この案件は、ある方からご相談を受けた土地について、当初は農地転用(農地法第5条)で申請を進めるよう、農業委員会事務局から案内があったことからスタートしました。

書類を準備し、手続きの流れを組み立てて、いざ申請へ。ところが――

■ 申請後に“地元の農業委員”からの意外な指摘

農地転用の申請を提出した後、地元の農業委員の方からこんな話がありました。

「あの場所、以前から非農地だと認識していましたよ。

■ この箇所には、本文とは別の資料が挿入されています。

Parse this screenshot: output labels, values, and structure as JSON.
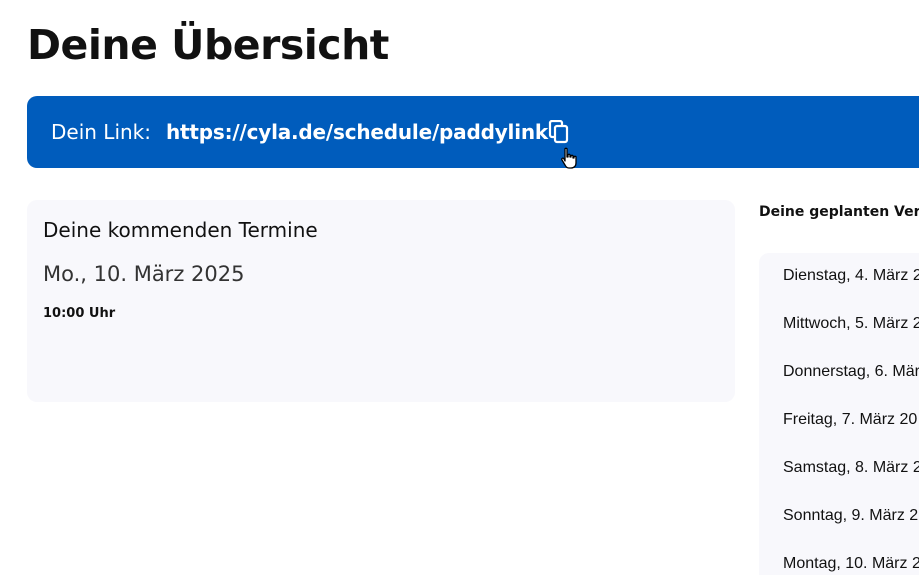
{
  "header": {
    "title": "Deine Übersicht"
  },
  "link_banner": {
    "label": "Dein Link:",
    "url": "https://cyla.de/schedule/paddylink",
    "copy_icon": "copy-icon",
    "background": "#005cbc"
  },
  "appointments": {
    "title": "Deine kommenden Termine",
    "items": [
      {
        "date": "Mo., 10. März 2025",
        "time": "10:00 Uhr"
      }
    ]
  },
  "availability": {
    "heading": "Deine geplanten Verf",
    "days": [
      "Dienstag, 4. März 2",
      "Mittwoch, 5. März 2",
      "Donnerstag, 6. Mär",
      "Freitag, 7. März 20",
      "Samstag, 8. März 2",
      "Sonntag, 9. März 2",
      "Montag, 10. März 2"
    ]
  }
}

」

正直、驚きました。
私は申請地を当然“農地”だと認識しており、そういう前提で手続きを進めていたのです。

■ 現地の状況を再確認してみたら…

気になって、改めて現地をじっくり確認してみることに。
すると、そこには一面に背の高い雑草が生い茂る土地が広がっていました。

「なるほど、これは農地としての耕作実態がないと思われても仕方ないかも…」

草に覆われていたこともあり、ぱっと見では分かりにくい場所でしたが、冷静に見れば確かに“耕作されていない”土地です。

■ 結果:農地転用から非農地証明へと手続き変更

最終的に、案件は「非農地証明」の申請に切り替えて進めることになりました。

非農地証明とは、「登記上は農地になっているが、現実には農地として使用されていないことを証明する制度」です。
これにより、農地転用の許可を経ずに他用途への利用が可能となるケースがあります。


■ この経験から学んだこと

今回の件で、私自身が最も強く感じたのは、

「現地確認は、必ず自分の目で行うべき」

という基本中の基本の重要性です。

書類や地図、登記簿などの情報を元に判断していても、現地の様子が想像と違っていることは意外とよくあります。
特に農地に関しては、耕作状況の有無が法的な扱いを大きく左右するため、「農地だと思っていたら非農地扱いだった」というのは珍しくありません。


■ おわりに:申請の前には“ひと手間”を

農地関係の手続きは、一つひとつが丁寧な確認と準備を必要とします。
時間や手間を惜しまず、現地を一度しっかりと確認しておくことで、不要な手続きや二度手間を避けることができます。

同じように農地転用や非農地証明に携わる皆様にとって、少しでも参考になれば幸いです。

今年のブログはこれが最後になります。皆様、良いお年をお迎えください。